Застываю и не двигаюсь. Как его остановить? И надо ли останавливать?
Спасительная мысль приходит неожиданно и кажется единственным способом отвлечь Холодильника от того, что он делает.
— Василий, — тихо напоминаю я, когда губы Холодильника прижимаются к моим губам.
— Василий? — вопросительно выдыхает в мой рот Холодильник.
— Я рассказываю вам о Василии, а вы сразу уходите, — ставлю я условие.
Холодильник подозрительно смотрит на меня:
— Вы расскажете правду?
— Я вам правду покажу, — выбираюсь из объятий и иду к закрытому большим платком аквариуму.

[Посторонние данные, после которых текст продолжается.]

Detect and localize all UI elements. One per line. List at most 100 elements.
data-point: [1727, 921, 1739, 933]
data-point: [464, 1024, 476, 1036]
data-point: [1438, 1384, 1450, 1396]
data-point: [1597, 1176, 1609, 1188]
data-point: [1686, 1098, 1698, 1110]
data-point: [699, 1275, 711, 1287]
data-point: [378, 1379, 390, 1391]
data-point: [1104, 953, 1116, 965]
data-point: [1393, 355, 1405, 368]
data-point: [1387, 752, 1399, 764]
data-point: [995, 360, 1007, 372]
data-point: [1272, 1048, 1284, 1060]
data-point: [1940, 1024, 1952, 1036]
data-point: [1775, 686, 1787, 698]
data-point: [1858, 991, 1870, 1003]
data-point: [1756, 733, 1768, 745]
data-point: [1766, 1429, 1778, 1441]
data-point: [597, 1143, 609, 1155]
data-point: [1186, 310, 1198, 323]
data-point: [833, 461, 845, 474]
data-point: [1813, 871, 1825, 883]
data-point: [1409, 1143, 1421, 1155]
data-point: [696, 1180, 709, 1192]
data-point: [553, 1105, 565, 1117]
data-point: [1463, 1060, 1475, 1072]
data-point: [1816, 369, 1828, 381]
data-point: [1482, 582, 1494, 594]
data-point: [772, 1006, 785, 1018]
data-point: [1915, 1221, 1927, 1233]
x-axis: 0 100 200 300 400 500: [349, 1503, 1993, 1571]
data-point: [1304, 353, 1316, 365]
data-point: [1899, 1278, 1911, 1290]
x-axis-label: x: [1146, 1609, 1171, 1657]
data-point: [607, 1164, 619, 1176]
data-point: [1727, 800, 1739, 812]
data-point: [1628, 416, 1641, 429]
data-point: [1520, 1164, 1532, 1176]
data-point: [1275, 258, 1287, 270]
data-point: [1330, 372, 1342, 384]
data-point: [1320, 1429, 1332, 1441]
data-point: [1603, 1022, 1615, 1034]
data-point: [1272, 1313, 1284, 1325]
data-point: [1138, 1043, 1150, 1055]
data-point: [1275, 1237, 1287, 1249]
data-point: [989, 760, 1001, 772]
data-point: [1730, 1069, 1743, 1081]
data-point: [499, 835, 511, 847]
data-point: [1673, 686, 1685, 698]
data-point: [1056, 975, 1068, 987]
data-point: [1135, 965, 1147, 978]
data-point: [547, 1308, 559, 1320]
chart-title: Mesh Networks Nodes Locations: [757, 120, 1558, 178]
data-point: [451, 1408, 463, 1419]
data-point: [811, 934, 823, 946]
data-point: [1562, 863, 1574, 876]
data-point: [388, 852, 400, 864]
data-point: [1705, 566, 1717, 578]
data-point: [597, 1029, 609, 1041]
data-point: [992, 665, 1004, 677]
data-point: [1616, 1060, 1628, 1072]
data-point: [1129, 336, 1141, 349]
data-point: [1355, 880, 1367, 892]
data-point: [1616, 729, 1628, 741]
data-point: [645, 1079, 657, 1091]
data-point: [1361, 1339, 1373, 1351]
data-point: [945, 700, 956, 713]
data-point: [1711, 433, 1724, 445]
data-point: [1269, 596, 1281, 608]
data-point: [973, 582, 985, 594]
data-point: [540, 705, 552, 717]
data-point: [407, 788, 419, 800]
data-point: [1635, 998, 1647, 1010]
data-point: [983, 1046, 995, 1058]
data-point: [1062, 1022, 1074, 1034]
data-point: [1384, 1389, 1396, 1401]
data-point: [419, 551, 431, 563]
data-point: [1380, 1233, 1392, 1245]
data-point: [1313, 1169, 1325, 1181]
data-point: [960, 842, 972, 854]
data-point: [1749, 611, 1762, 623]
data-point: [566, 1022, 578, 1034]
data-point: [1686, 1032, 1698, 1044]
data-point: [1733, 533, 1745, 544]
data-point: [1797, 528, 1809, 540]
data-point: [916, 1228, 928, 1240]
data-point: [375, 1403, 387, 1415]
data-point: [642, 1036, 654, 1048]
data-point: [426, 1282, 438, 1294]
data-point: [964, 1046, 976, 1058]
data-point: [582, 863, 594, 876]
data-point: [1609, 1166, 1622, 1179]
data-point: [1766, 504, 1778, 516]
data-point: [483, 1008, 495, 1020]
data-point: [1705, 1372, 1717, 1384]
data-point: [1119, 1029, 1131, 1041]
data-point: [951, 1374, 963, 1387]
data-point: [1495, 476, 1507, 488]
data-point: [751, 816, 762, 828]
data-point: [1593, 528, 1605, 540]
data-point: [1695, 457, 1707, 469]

— Почему-то мне кажется, что я делаю неверный выбор, — бормочет Холодильник.
Отбрасываю платок. Василий спит за большим декоративным камнем.
— Это Василий? — Хозяин нервно кашляет.
— Он! — гордо говорю я. — Живем вместе два года.
— Кем он был до этого? — лицо Холодильника светится улыбкой счастливого человека. — До того, как вы его заколдовали?
— Он был навязчивым мужчиной, распускающим руки. Теперь их восемь, но протянуть не к кому, — отвечаю я, примагнитившись взглядом к его улыбающимся губам. — Вы обещали…
— Если бы у меня было восемь рук, вы бы со мной не справились, — вместо прощания говорит Холодильник и уходит.
— Я и с твоими двумя не справляюсь! — выдыхаю я, без сил плюхаясь на диван.
Приехавшая утром Ленка привезла горячий завтрак и теперь, открыв рот и распахнув глаза, слушает меня и постоянно перебивает.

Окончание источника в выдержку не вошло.